The tension is finally relieved after Stella returns. For a brief moment the two girls stare at each other, causing the audience to wonder how Stella will react to the unexpected guest, but they then both embrace lovingly. Once they start talking it is quite a tense situation, especially when the audience see Blanche searching around frantically for another drink, purposely hiding the fact she’s had one already so causing dramatic irony as the audience knows that Blanch already knows where the drinks are kept.
Throughout their whole conversation, the girls are uneasy, Blanche’s glass ‘shakes in her hand’, and she talks ‘vaguely’ and ‘abruptly’, and tamps ‘nervously’ on her cigarette. Stella speaks ‘uncomfortably’ and feels ‘embarrassed’ at points, but both girls manage to keep themselves together until Blanche starts slipping, as she lets the cat out of the bag. Blanche then starts to speak in an ‘uneasy rush’, and ‘begins to shake with intensity’, while Stella ‘turns anxious’. Blanche’s long, almost speech like, outburst is probably the most intense part of scene one. Blanche speaks irrationally, playing out the situations she’s been in to Stella using voices and detailed descriptions, ‘..struggle for breath and bleeding..’, ‘..sickness and dying..’ etc.
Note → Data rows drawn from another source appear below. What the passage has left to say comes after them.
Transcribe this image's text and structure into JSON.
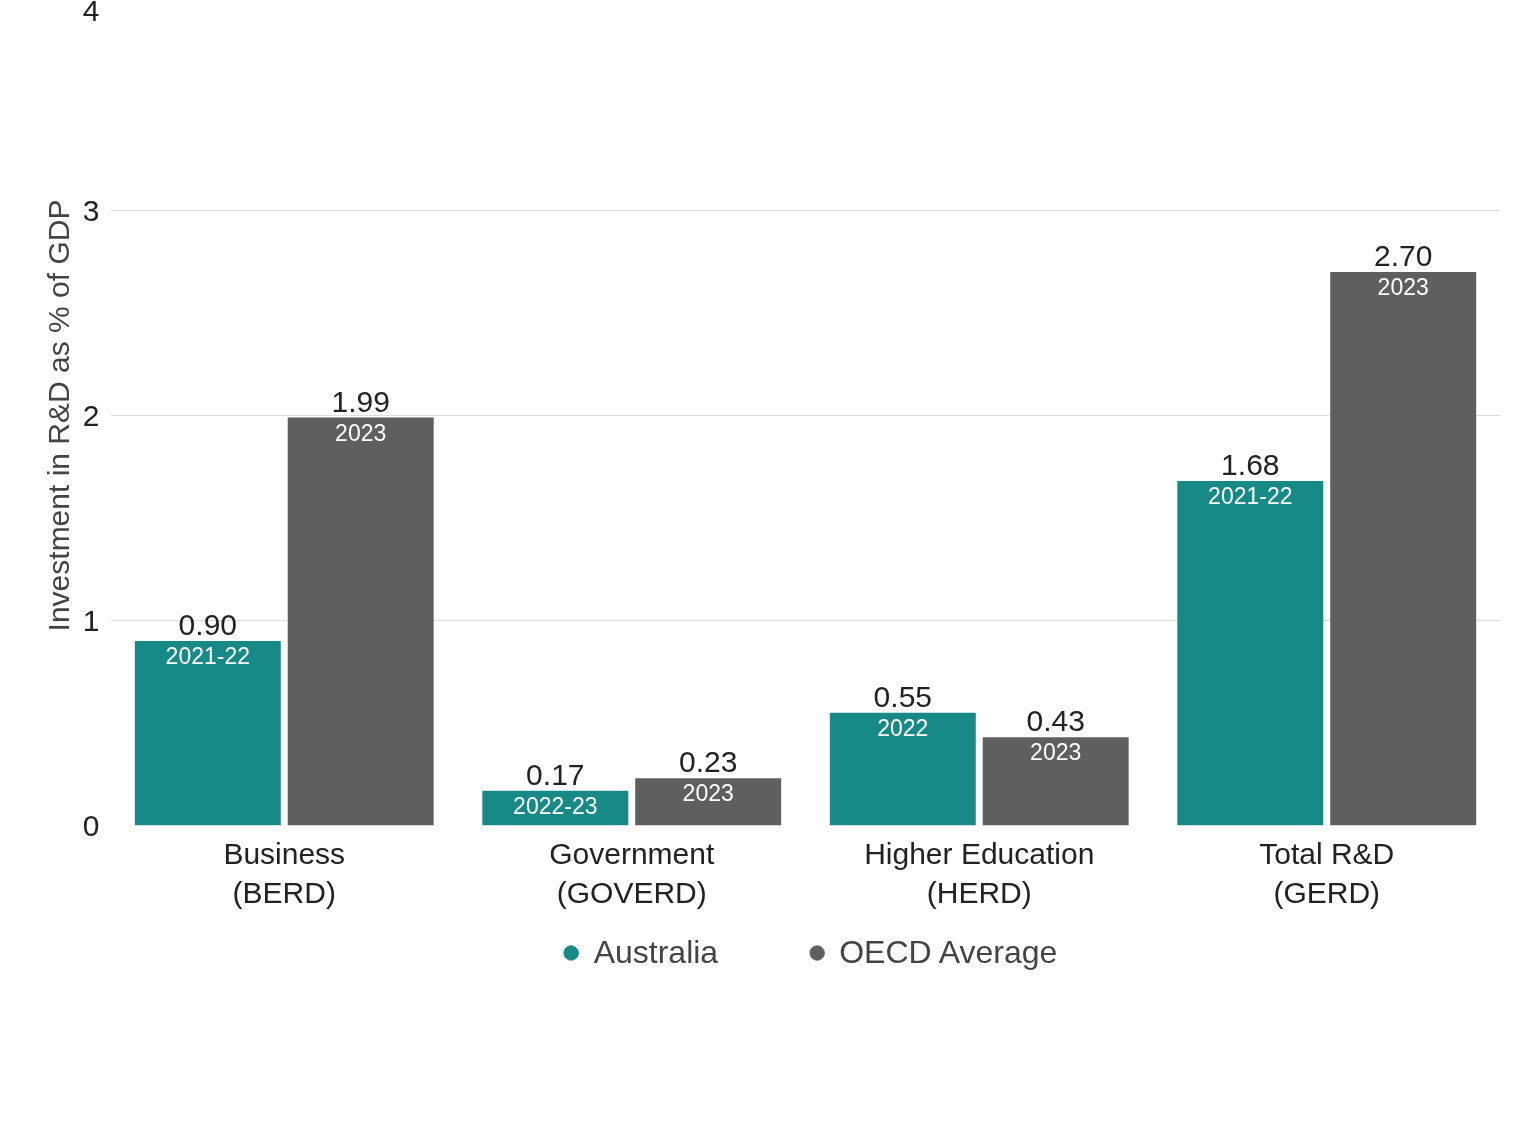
{
  "chart_data": {
    "type": "bar",
    "ylabel": "Investment in R&D as % of GDP",
    "categories": [
      "Business\n(BERD)",
      "Government\n(GOVERD)",
      "Higher Education\n(HERD)",
      "Total R&D\n(GERD)"
    ],
    "series": [
      {
        "name": "Australia",
        "color": "#178a87",
        "values": [
          0.9,
          0.17,
          0.55,
          1.68
        ],
        "value_labels": [
          "0.90",
          "0.17",
          "0.55",
          "1.68"
        ]
      },
      {
        "name": "OECD Average",
        "color": "#5f5f5f",
        "values": [
          1.99,
          0.23,
          0.43,
          2.7
        ],
        "value_labels": [
          "1.99",
          "0.23",
          "0.43",
          "2.70"
        ]
      }
    ],
    "annotations": [
      {
        "text": "2021-22",
        "x": "Business\n(BERD)",
        "y": 0.9
      },
      {
        "text": "2023",
        "x": "Business\n(BERD)",
        "y": 1.99
      },
      {
        "text": "2022-23",
        "x": "Government\n(GOVERD)",
        "y": 0.17
      },
      {
        "text": "2023",
        "x": "Government\n(GOVERD)",
        "y": 0.23
      },
      {
        "text": "2022",
        "x": "Higher Education\n(HERD)",
        "y": 0.55
      },
      {
        "text": "2023",
        "x": "Higher Education\n(HERD)",
        "y": 0.43
      },
      {
        "text": "2021-22",
        "x": "Total R&D\n(GERD)",
        "y": 1.68
      },
      {
        "text": "2023",
        "x": "Total R&D\n(GERD)",
        "y": 2.7
      }
    ],
    "ylim": [
      0,
      4
    ],
    "yticks": [
      0,
      1,
      2,
      3,
      4
    ],
    "grid": "y",
    "legend": "bottom"
  }
}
She repeats herself to create a bigger impact, ‘I saw! Saw! Saw!’, and Tennessee Williams probably had her moving about the room with big hand gestures to increase the intensity of the moment.
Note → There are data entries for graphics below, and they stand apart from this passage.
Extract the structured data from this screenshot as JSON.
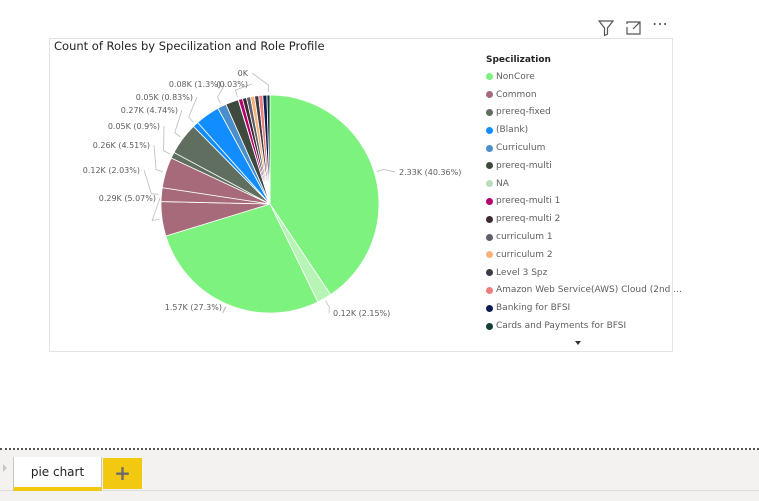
{
  "header": {
    "icons": [
      "filter-icon",
      "focus-mode-icon",
      "more-options-icon"
    ],
    "more_label": "⋯"
  },
  "chart_data": {
    "type": "pie",
    "title": "Count of Roles by Specilization and Role Profile",
    "legend": {
      "title": "Specilization",
      "placement": "right",
      "items": [
        {
          "name": "NonCore",
          "color": "#7ef27e"
        },
        {
          "name": "Common",
          "color": "#a66a7a"
        },
        {
          "name": "prereq-fixed",
          "color": "#5f6e5f"
        },
        {
          "name": "(Blank)",
          "color": "#118dff"
        },
        {
          "name": "Curriculum",
          "color": "#4a8fcc"
        },
        {
          "name": "prereq-multi",
          "color": "#3f4a3f"
        },
        {
          "name": "NA",
          "color": "#b9dcb9"
        },
        {
          "name": "prereq-multi 1",
          "color": "#b3006b"
        },
        {
          "name": "prereq-multi 2",
          "color": "#3f2a33"
        },
        {
          "name": "curriculum 1",
          "color": "#5c6068"
        },
        {
          "name": "curriculum 2",
          "color": "#f6b27a"
        },
        {
          "name": "Level 3 Spz",
          "color": "#3c3a47"
        },
        {
          "name": "Amazon Web Service(AWS) Cloud (2nd ...",
          "color": "#f07c7c"
        },
        {
          "name": "Banking for BFSI",
          "color": "#0b1d4f"
        },
        {
          "name": "Cards and Payments for BFSI",
          "color": "#123e36"
        }
      ]
    },
    "slices": [
      {
        "category": "NonCore",
        "value_k": 2.33,
        "percent": 40.36,
        "label": "2.33K (40.36%)"
      },
      {
        "category": "NonCore",
        "value_k": 0.12,
        "percent": 2.15,
        "label": "0.12K (2.15%)",
        "color": "#b7f5b7"
      },
      {
        "category": "NonCore",
        "value_k": 1.57,
        "percent": 27.3,
        "label": "1.57K (27.3%)"
      },
      {
        "category": "Common",
        "value_k": 0.29,
        "percent": 5.07,
        "label": "0.29K (5.07%)"
      },
      {
        "category": "Common",
        "value_k": 0.12,
        "percent": 2.03,
        "label": "0.12K (2.03%)"
      },
      {
        "category": "Common",
        "value_k": 0.26,
        "percent": 4.51,
        "label": "0.26K (4.51%)"
      },
      {
        "category": "prereq-fixed",
        "value_k": 0.05,
        "percent": 0.9,
        "label": "0.05K (0.9%)"
      },
      {
        "category": "prereq-fixed",
        "value_k": 0.27,
        "percent": 4.74,
        "label": "0.27K (4.74%)"
      },
      {
        "category": "(Blank)",
        "value_k": 0.05,
        "percent": 0.83,
        "label": "0.05K (0.83%)"
      },
      {
        "category": "(Blank)",
        "percent": 3.6,
        "label": ""
      },
      {
        "category": "Curriculum",
        "value_k": 0.08,
        "percent": 1.3,
        "label": "0.08K (1.3%)"
      },
      {
        "category": "prereq-multi",
        "percent": 1.9,
        "label": ""
      },
      {
        "category": "NA",
        "percent": 0.03,
        "label": "(0.03%)"
      },
      {
        "category": "prereq-multi 1",
        "percent": 0.6,
        "label": ""
      },
      {
        "category": "prereq-multi 2",
        "percent": 0.6,
        "label": ""
      },
      {
        "category": "curriculum 1",
        "percent": 0.6,
        "label": ""
      },
      {
        "category": "curriculum 2",
        "percent": 0.6,
        "label": ""
      },
      {
        "category": "Level 3 Spz",
        "percent": 0.6,
        "label": ""
      },
      {
        "category": "Amazon Web Service(AWS) Cloud (2nd ...",
        "percent": 0.6,
        "label": ""
      },
      {
        "category": "Banking for BFSI",
        "percent": 0.6,
        "label": ""
      },
      {
        "category": "Cards and Payments for BFSI",
        "percent": 0.45,
        "label": "0K"
      }
    ]
  },
  "tabs": [
    {
      "label": "pie chart",
      "active": true
    }
  ],
  "add_tab_label": "+"
}
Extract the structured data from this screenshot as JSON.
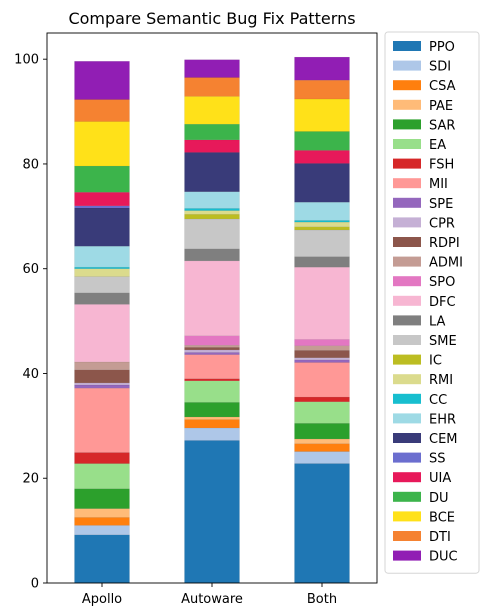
{
  "chart_data": {
    "type": "bar",
    "stacked": true,
    "title": "Compare Semantic Bug Fix Patterns",
    "xlabel": "",
    "ylabel": "",
    "ylim": [
      0,
      105
    ],
    "yticks": [
      0,
      20,
      40,
      60,
      80,
      100
    ],
    "grid": false,
    "legend_position": "outside-right",
    "categories": [
      "Apollo",
      "Autoware",
      "Both"
    ],
    "series": [
      {
        "name": "PPO",
        "color": "#1f77b4",
        "values": [
          9.2,
          27.2,
          22.8
        ]
      },
      {
        "name": "SDI",
        "color": "#aec7e8",
        "values": [
          1.8,
          2.4,
          2.3
        ]
      },
      {
        "name": "CSA",
        "color": "#ff7f0e",
        "values": [
          1.5,
          1.6,
          1.5
        ]
      },
      {
        "name": "PAE",
        "color": "#ffbb78",
        "values": [
          1.7,
          0.5,
          0.9
        ]
      },
      {
        "name": "SAR",
        "color": "#2ca02c",
        "values": [
          3.8,
          2.8,
          3.0
        ]
      },
      {
        "name": "EA",
        "color": "#98df8a",
        "values": [
          4.8,
          4.1,
          4.1
        ]
      },
      {
        "name": "FSH",
        "color": "#d62728",
        "values": [
          2.1,
          0.4,
          0.9
        ]
      },
      {
        "name": "MII",
        "color": "#ff9896",
        "values": [
          12.3,
          4.6,
          6.6
        ]
      },
      {
        "name": "SPE",
        "color": "#9467bd",
        "values": [
          0.6,
          0.4,
          0.5
        ]
      },
      {
        "name": "CPR",
        "color": "#c5b0d5",
        "values": [
          0.4,
          0.5,
          0.4
        ]
      },
      {
        "name": "RDPI",
        "color": "#8c564b",
        "values": [
          2.5,
          0.5,
          1.4
        ]
      },
      {
        "name": "ADMI",
        "color": "#c49c94",
        "values": [
          1.5,
          0.4,
          0.9
        ]
      },
      {
        "name": "SPO",
        "color": "#e377c2",
        "values": [
          0.0,
          1.8,
          1.2
        ]
      },
      {
        "name": "DFC",
        "color": "#f7b6d2",
        "values": [
          11.0,
          14.3,
          13.8
        ]
      },
      {
        "name": "LA",
        "color": "#7f7f7f",
        "values": [
          2.2,
          2.3,
          2.0
        ]
      },
      {
        "name": "SME",
        "color": "#c7c7c7",
        "values": [
          3.1,
          5.7,
          5.1
        ]
      },
      {
        "name": "IC",
        "color": "#bcbd22",
        "values": [
          0.0,
          0.9,
          0.6
        ]
      },
      {
        "name": "RMI",
        "color": "#dbdb8d",
        "values": [
          1.5,
          0.7,
          0.9
        ]
      },
      {
        "name": "CC",
        "color": "#17becf",
        "values": [
          0.3,
          0.4,
          0.3
        ]
      },
      {
        "name": "EHR",
        "color": "#9edae5",
        "values": [
          4.0,
          3.2,
          3.5
        ]
      },
      {
        "name": "CEM",
        "color": "#393b79",
        "values": [
          7.3,
          7.5,
          7.4
        ]
      },
      {
        "name": "SS",
        "color": "#6b6ecf",
        "values": [
          0.4,
          0.0,
          0.0
        ]
      },
      {
        "name": "UIA",
        "color": "#e7195a",
        "values": [
          2.6,
          2.4,
          2.5
        ]
      },
      {
        "name": "DU",
        "color": "#3cb44b",
        "values": [
          5.0,
          3.0,
          3.6
        ]
      },
      {
        "name": "BCE",
        "color": "#ffe119",
        "values": [
          8.5,
          5.3,
          6.2
        ]
      },
      {
        "name": "DTI",
        "color": "#f58231",
        "values": [
          4.2,
          3.6,
          3.6
        ]
      },
      {
        "name": "DUC",
        "color": "#911eb4",
        "values": [
          7.3,
          3.4,
          4.4
        ]
      }
    ]
  }
}
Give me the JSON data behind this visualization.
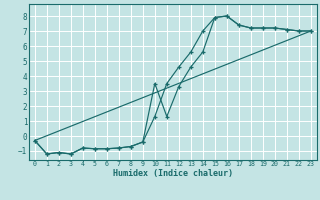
{
  "xlabel": "Humidex (Indice chaleur)",
  "bg_color": "#c4e4e4",
  "grid_color": "#ffffff",
  "line_color": "#1a6b6b",
  "xlim": [
    -0.5,
    23.5
  ],
  "ylim": [
    -1.6,
    8.8
  ],
  "xticks": [
    0,
    1,
    2,
    3,
    4,
    5,
    6,
    7,
    8,
    9,
    10,
    11,
    12,
    13,
    14,
    15,
    16,
    17,
    18,
    19,
    20,
    21,
    22,
    23
  ],
  "yticks": [
    -1,
    0,
    1,
    2,
    3,
    4,
    5,
    6,
    7,
    8
  ],
  "line1_x": [
    0,
    1,
    2,
    3,
    4,
    5,
    6,
    7,
    8,
    9,
    10,
    11,
    12,
    13,
    14,
    15,
    16,
    17,
    18,
    19,
    20,
    21,
    22,
    23
  ],
  "line1_y": [
    -0.3,
    -1.2,
    -1.1,
    -1.2,
    -0.8,
    -0.85,
    -0.85,
    -0.8,
    -0.7,
    -0.4,
    3.5,
    1.3,
    3.3,
    4.6,
    5.6,
    7.9,
    8.0,
    7.4,
    7.2,
    7.2,
    7.2,
    7.1,
    7.0,
    7.0
  ],
  "line2_x": [
    0,
    1,
    2,
    3,
    4,
    5,
    6,
    7,
    8,
    9,
    10,
    11,
    12,
    13,
    14,
    15,
    16,
    17,
    18,
    19,
    20,
    21,
    22,
    23
  ],
  "line2_y": [
    -0.3,
    -1.2,
    -1.1,
    -1.2,
    -0.8,
    -0.85,
    -0.85,
    -0.8,
    -0.7,
    -0.4,
    1.3,
    3.5,
    4.6,
    5.6,
    7.0,
    7.9,
    8.0,
    7.4,
    7.2,
    7.2,
    7.2,
    7.1,
    7.0,
    7.0
  ],
  "line3_x": [
    0,
    23
  ],
  "line3_y": [
    -0.3,
    7.0
  ]
}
After Blanche finishes her little scene, Stella ‘springing’ up runs to the bathroom in tears. This is all adds to the tension as the audience watches riveted, they then hear Stanley coming up the stairs, and wonder what he would say to having a stranger in the house, and his wife crying in the bathroom? When he finally comes in ‘throwing’ open the screen door he looks at Blanche in such away she has to draw ‘back from his stare’. The situation is an awkward one as the two make small talk without Stella there to introduce. When Stanley reaches for the whisky bottle, he observes it, he can see Blanche has had some. Stanley doesn’t directly accuse Blanche but hints that he knows, after she lies again about ‘rarely’ touching it.
The two people have an obvious class difference, Blanche teaches English, where as Stanley was ‘never a very good English student’. Stanley sees Blanche as ‘the unrefined type’ where as I’m sure Blanche feels the same about him. However they do already show similarities too, they both reached for the whisky bottle when not comfortable with their new surroundings or company.
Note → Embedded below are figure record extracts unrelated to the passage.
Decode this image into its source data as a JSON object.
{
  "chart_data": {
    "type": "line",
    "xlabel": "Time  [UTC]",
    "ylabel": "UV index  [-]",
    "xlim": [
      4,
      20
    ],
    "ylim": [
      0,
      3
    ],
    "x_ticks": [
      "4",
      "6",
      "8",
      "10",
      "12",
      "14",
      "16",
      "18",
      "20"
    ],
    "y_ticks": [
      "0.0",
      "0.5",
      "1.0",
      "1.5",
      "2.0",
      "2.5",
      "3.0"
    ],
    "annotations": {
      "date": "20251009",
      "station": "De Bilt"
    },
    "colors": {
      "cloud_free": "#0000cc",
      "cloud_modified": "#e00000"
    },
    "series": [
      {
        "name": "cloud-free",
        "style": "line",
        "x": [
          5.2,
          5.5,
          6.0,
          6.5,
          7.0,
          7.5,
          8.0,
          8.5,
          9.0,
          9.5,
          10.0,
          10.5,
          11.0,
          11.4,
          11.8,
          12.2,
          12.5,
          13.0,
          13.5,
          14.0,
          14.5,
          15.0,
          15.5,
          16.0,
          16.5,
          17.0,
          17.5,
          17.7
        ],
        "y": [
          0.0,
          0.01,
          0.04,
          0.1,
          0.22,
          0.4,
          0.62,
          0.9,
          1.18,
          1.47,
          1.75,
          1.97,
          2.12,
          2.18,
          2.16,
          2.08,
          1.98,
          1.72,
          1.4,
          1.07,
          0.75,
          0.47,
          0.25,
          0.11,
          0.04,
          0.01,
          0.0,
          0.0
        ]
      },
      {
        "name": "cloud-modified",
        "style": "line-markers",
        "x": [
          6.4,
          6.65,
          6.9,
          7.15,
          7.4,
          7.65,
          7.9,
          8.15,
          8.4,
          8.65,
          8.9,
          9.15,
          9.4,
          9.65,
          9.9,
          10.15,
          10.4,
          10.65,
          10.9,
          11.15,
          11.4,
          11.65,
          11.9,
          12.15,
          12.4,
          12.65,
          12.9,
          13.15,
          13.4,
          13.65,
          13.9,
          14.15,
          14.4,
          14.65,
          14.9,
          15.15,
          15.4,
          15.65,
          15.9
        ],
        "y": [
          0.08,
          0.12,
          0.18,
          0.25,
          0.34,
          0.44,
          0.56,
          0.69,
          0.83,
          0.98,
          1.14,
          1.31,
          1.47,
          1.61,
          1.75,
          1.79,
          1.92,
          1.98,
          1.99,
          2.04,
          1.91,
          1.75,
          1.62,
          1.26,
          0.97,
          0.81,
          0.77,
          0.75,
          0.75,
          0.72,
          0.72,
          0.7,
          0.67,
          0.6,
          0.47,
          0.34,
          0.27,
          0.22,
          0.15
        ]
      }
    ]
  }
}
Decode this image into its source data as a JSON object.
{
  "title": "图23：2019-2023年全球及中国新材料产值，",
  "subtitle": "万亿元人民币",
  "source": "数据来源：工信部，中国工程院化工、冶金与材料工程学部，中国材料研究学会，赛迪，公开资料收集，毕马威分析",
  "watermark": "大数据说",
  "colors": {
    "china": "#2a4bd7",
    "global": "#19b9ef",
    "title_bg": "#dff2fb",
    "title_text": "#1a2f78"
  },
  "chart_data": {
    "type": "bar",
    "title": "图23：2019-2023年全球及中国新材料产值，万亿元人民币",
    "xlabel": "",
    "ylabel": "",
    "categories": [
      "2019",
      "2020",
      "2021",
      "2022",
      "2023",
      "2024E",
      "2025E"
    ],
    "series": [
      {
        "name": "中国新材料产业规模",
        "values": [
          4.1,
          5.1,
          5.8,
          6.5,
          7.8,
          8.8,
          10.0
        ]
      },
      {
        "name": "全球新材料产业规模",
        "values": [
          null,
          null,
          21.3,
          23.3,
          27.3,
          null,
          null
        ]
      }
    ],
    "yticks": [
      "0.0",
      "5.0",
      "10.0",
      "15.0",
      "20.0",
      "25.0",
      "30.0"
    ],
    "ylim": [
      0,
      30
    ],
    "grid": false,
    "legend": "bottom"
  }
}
The end of the scene is a very tense one, as it ends in a cliff hanger, leaving the audience in wonder and wanting to find out more. Blanche has revealed that she was once married but the boy died, she then collapses as ‘her head falls on her arms’, in a very dramatic ending. This scene is full of very different characters, the very emotional and dramatic Blanche described to be like a ‘moth’, maybe hinting she’s attracted to danger. The beautiful and quiet Stella who doesn’t quite fit in with the surroundings, and Stanley, a good looking, proud man typical of his surroundings. When put together they cause a lot of tension, and interest as they interact with one another, each having very different personalities. They each also have very different backgrounds and past experiences, which is evident when they speak, causing even more contrast between them and therefore more tension within this first scene as they all meet.